A Bouquet of Flowers

Rambler Rose Goldfinch in our garden
Watercolour by Sibylle Buderath
Wild Roses

Wild roses in an open field
like love longed for and found.
Mere heaven as a shield,
sheer feeling as a guide,
no need to hurry or to hide.
All senses keen, alert and wide.
To earth intrinsically bound.

Gisela Munz-Schmidt
Watercolour by Sibylle Buderath
A Bloom

A bloom‘s a work of art.
The artist I don't know.
But he or she makes grow
fine form and overflow
on sense and soul
and mind and heart.

Gisela Munz-Schmidt
Watercolour by Sibylle Buderath
The Poppy‘s Dance

The glance
and the dance
of a poppy
one day and one night.
Love in delight.
Mourning in trance.

Gisela Munz- Schmidt
Watercolour by Sibylle Buderath
A Plant

Leaf and root,
flower and fruit,
colour and shape,
nut and grape,
stem and bloom,
growth and boom,
gift and grant
you find in a plant.

Gisela Munz- Schmidt

Wege zum Wasser

Marita Hornberger
Am Wasser II 2007
Acryl auf Maltuch
Wasser

Mach mich doch nass -
es sprinkelt und glitzert und spritzt,
es perlt und trieft und tröpfelt,
es wellt und quillt und patscht,
es gluckst und glänzt und blubbert,
es schlabbert und schlubbert,
es quirlt und strudelt,
es sprudelt -
Wasser macht Spaß!

Gisela Munz-Schmidt
Aus: Wege zum See
Foto: Georg Schmidt
Water

It sprinkles
and splishes
and sploshes
and splashes.
It rushes
and dashes.
It hurts 
and it cools.
It is fear 
and it‘ s fun.
It fools
with the wind
and it smiles
with the sun.

Gisela Munz- Schmidt
From: My Way along Lake Constance
Foto: Georg Schmidt
Ein Kinderleben

Ein Kinderleben, ein Kinderland,
braucht Sonne und Hände, Wasser und Sand.

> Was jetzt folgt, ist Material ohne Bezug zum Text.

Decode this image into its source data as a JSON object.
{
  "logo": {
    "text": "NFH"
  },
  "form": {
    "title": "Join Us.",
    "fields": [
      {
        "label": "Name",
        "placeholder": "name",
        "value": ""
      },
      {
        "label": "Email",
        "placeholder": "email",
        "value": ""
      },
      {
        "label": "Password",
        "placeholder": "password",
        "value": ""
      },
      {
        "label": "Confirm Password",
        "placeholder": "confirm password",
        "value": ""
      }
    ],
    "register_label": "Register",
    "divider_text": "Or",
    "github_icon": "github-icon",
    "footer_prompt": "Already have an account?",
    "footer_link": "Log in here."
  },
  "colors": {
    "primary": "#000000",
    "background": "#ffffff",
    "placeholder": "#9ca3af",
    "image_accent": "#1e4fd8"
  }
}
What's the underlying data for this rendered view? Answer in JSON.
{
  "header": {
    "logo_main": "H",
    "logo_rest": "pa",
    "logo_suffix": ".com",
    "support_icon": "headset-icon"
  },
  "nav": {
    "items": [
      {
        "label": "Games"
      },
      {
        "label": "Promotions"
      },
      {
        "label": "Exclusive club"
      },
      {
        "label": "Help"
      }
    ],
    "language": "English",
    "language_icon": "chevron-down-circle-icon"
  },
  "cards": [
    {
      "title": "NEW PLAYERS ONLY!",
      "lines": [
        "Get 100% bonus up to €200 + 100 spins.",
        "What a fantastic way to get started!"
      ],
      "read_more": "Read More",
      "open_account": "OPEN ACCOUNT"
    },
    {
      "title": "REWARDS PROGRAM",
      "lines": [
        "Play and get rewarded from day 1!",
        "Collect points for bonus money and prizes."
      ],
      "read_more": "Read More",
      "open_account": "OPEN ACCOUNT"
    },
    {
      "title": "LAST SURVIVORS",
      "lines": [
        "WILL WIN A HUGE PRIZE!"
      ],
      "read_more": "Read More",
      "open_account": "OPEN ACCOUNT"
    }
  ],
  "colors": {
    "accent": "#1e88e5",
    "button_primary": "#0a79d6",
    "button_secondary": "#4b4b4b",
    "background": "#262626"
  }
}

Hinter dem Deich und hinter dem Damm
hört die Welt auf, fängt die Welt an.

Hinter der Düne und hinter dem Deich
ist alles anders, sind alle gleich.

Bei Ebbe und Flut 
ebbt alles ab, wird alles durchflutet,
und alles ist gut.

Gisela Munz-Schmidt
The Water in the Lake

Water of constant flow.
Water from ice and from snow,
from running falls of the mountains,
water of rivers and fountains,
water from streams and from brooks and from wells,
of rain, that fell drop by drop,
water that seeps and that swells.
Vapour and condensation.
Abundance and concentration.
Eternal circle
without any stop.

Gisela Munz-Schmidt
From: My Way along Lake Constance
Mein Fluss. Der Neckar

Wie jeder seine Bahn,
wie jeder seinen Weg,
so hat auch jeder
seinen Fluss.

Mein Fluss ist schmal und breit,
fließt zügig und hat Wehre.
Mein Fluss hat Arme alt und neu,
fließt dicht und dunkel aus der Kinderzeit
und hell und klärend durch die Zeit der Lehre.
Er mündet schwer beladen.

Wenn ich ihn heute suche,
sehe ich,
wie sich die Bahnen
und die Wege ändern.
Und finde doch den alten Schimmer
und die alten Stege
an seinen goldenen grünen Rändern.

Gisela Munz-Schmidt

Am Neckar in Heilbronn
2022
Das Wasser

Es ist Stauung und Fluss.
Entzücken. Verdrießen.
Ist Stocken und Gießen.
Ist Starren und Schießen.
Ist Woge und Wiege und Welle.
Ist Quelle, Sog, Wirbel und Schnelle.
Ist Schnee auf dem Dach 
und ist Eis unterm Fuß.
Ist Qual und ist Not und ist Strafe und Muss.
Ist Kuss auf den Lippen,
Glanz, Gunst und Genuss.
Es ist Anfang und Mitte und Schluss.

Gisela Munz-Schmidt
Das Wasser

Die alte Hydra mit den vielen Köpfen
und mit keinem
taucht wieder auf.

Du schlägst. Das Wasser weicht.
Du krallst. Und hast doch leere Hände.
Du dämmst es ein. Es dringt durch alle Wände.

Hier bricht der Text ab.